Below are some of the most common questions that we receive. If you have any further queries or would like to learn more about investing, please contact us.
“Mesenchymal stem cell” or MSCs refer to cells isolated from stroma, the connective tissue that surrounds other tissues and organs. These cells can be harvested from bone marrow, placentas, umbilical cords and fat. MSCs are pluripotent – or capable of giving rise to other different cell types – and offer regenerative effects for tissue while moderating the immune system.
It is important to note that not all MSCs are the same. Their characteristics depend on where in the body they come from and how they are isolated and grown. Isopogen has a patented process to treat MSCs, resulting in more clinically efficacious cells.
MSCs offer two primary properties: tissue regeneration and immunomodulatory (immune moderating) effects.
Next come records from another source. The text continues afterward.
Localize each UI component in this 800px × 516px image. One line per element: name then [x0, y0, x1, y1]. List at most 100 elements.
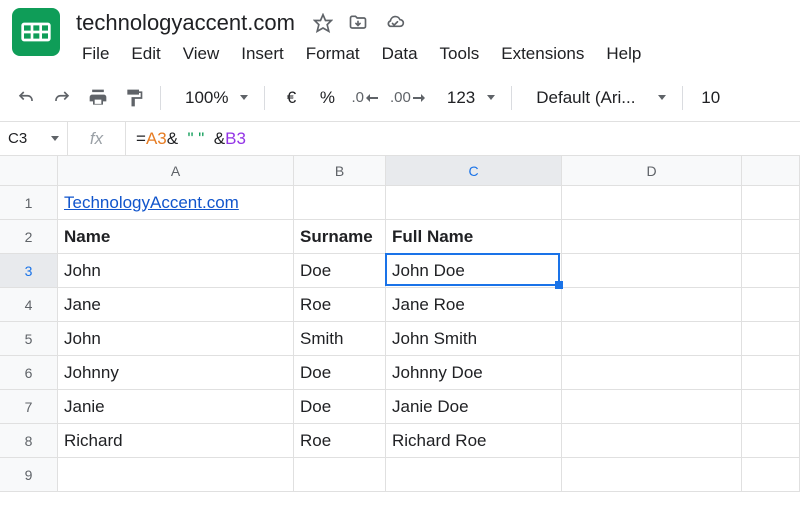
cell[interactable] — [562, 254, 742, 288]
row-header-5[interactable]: 5 — [0, 322, 58, 356]
table-row: JohnSmithJohn Smith — [58, 322, 800, 356]
cell[interactable] — [562, 322, 742, 356]
menu-help[interactable]: Help — [596, 40, 651, 68]
cell[interactable]: John — [58, 254, 294, 288]
table-row: JanieDoeJanie Doe — [58, 390, 800, 424]
formula-bar: C3 fx =A3& " " &B3 — [0, 122, 800, 156]
cell[interactable]: Johnny — [58, 356, 294, 390]
row-header-6[interactable]: 6 — [0, 356, 58, 390]
table-row: NameSurnameFull Name — [58, 220, 800, 254]
cell[interactable]: Richard — [58, 424, 294, 458]
menu-tools[interactable]: Tools — [430, 40, 490, 68]
star-icon[interactable] — [313, 13, 333, 33]
cell[interactable]: Doe — [294, 390, 386, 424]
menu-data[interactable]: Data — [372, 40, 428, 68]
cell[interactable] — [562, 424, 742, 458]
percent-button[interactable]: % — [311, 82, 343, 114]
cell[interactable]: Janie Doe — [386, 390, 562, 424]
menu-format[interactable]: Format — [296, 40, 370, 68]
zoom-select[interactable]: 100% — [171, 88, 254, 108]
cell[interactable]: Doe — [294, 356, 386, 390]
cell[interactable]: TechnologyAccent.com — [58, 186, 294, 220]
table-row: JohnDoeJohn Doe — [58, 254, 800, 288]
row-header-3[interactable]: 3 — [0, 254, 58, 288]
redo-icon[interactable] — [46, 82, 78, 114]
cell[interactable] — [562, 220, 742, 254]
cell[interactable]: Roe — [294, 288, 386, 322]
col-header-C[interactable]: C — [386, 156, 562, 186]
cell[interactable]: Full Name — [386, 220, 562, 254]
cloud-status-icon[interactable] — [383, 13, 407, 33]
col-header-blank[interactable] — [742, 156, 800, 186]
table-row: JaneRoeJane Roe — [58, 288, 800, 322]
row-header-7[interactable]: 7 — [0, 390, 58, 424]
print-icon[interactable] — [82, 82, 114, 114]
cell[interactable] — [562, 288, 742, 322]
menu-insert[interactable]: Insert — [231, 40, 294, 68]
cell[interactable] — [742, 356, 800, 390]
menu-extensions[interactable]: Extensions — [491, 40, 594, 68]
menu-view[interactable]: View — [173, 40, 230, 68]
cell[interactable]: Doe — [294, 254, 386, 288]
row-header-8[interactable]: 8 — [0, 424, 58, 458]
move-folder-icon[interactable] — [347, 13, 369, 33]
cell[interactable] — [562, 186, 742, 220]
select-all-corner[interactable] — [0, 156, 58, 186]
cell[interactable] — [562, 356, 742, 390]
cell[interactable] — [386, 186, 562, 220]
cell[interactable] — [294, 186, 386, 220]
col-header-A[interactable]: A — [58, 156, 294, 186]
decrease-decimal-button[interactable]: .0 — [347, 82, 382, 114]
cell[interactable] — [294, 458, 386, 492]
cell[interactable] — [742, 424, 800, 458]
table-row: JohnnyDoeJohnny Doe — [58, 356, 800, 390]
cell[interactable] — [742, 322, 800, 356]
cell[interactable]: Name — [58, 220, 294, 254]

StemSmart is made from cultivated MSCs that are treated according to a patented process, offering more efficacious cells with the potential to treat a variety of immune and inflammatory disorders.
Globally more than 2 million people suffer from Crohn’s Disease – a debilitating auto-immune disorder characterised by chronic, and sometimes life-threatening, gut inflammation. It’s estimated that each year Crohn's Disease costs the global economy more than US$7.5b, with drawbacks to current treatments including serious side-effects and daily administration.
Crohn’s disease is an auto-immune disorder whereby the patient’s immune system attacks itself. By interacting with a patient’s immune system to control the inflammatory response, products created using the StemSmart™ technology can moderate this immune attack, and reset the immune system of Crohn’s sufferers. An 80% clinical response and 53% clinical remission was reported in a Phase II clinical trial to treat life-threatening (refractory) Crohn’s Disease. These patients received just a single, non-invasive treatment.
While clinical trials of products made using StemSmart™ have focused on the treatment of Crohn’s Disease, the potential of MSCs to treat other auto-immune diseases is widely published, suggesting significant potential across a range of auto-immune conditions like Rheumatoid Arthritis.
Many stem cell therapies require matching of patient and treatment tissue creating added costs and delays in treatment. Unlike these autologous stem cell treatments, products made using the StemSmart™ technology are “off-the-shelf” treatments that can be used without the need for tissue matching or the cultivation of a patient’s own cells.
“Mesenchymal stem cell” (MSC) are cells isolated from stroma, the connective tissue that surrounds other tissues and organs. These cells can be harvested from bone marrow, placentas and umbilical cords. Cellular medicines made by Isopogen are made from harvested bone marrow cells.
MSCs have different characteristics depending upon the part of the body they are from, and how they are isolated and grown. These variables create differences between MSC treatments. For more than a decade, Isopogen has created unique intellectual property and GMP-compliant processes aimed at optimising the activity of its cells. After a rigorous donor screening program to ensure batch consistency, stem cells are isolated from donor bone marrow, and are then cultivated and treated according to the patented StemSmart™ technology that results in more active and clinically-efficacious cells. The activity of these products have been proven through positive clinical trials to treat Crohn’s Disease, Kidney Transplant Rejection and Lung Transplant Rejection.
Isopogen has an expanding patent portfolio for the StemSmart™ manufacturing process, which is shown to improve the clinical efficacy of Mesenchymal Stem Cells (MSCs).
Patents are currently held in Australia, the United States, Singapore, South Africa and Israel, with patents pending in Europe, Canada, Japan and Brazil.
The StemSmart™ technology is applied to cells isolated from donor bone marrow. These donors undergo rigorous and extensive medical assessment and testing to ensure donor suitability.
To ensure product consistency, comprehensive selection criteria and testing are conducted including growth type, phenotype and cytogenetic analysis. These test protocols are audited under the existing Therapeutic Goods Administration (TGA) licenses and are compliant with Good Manufacturing Practice (GMP).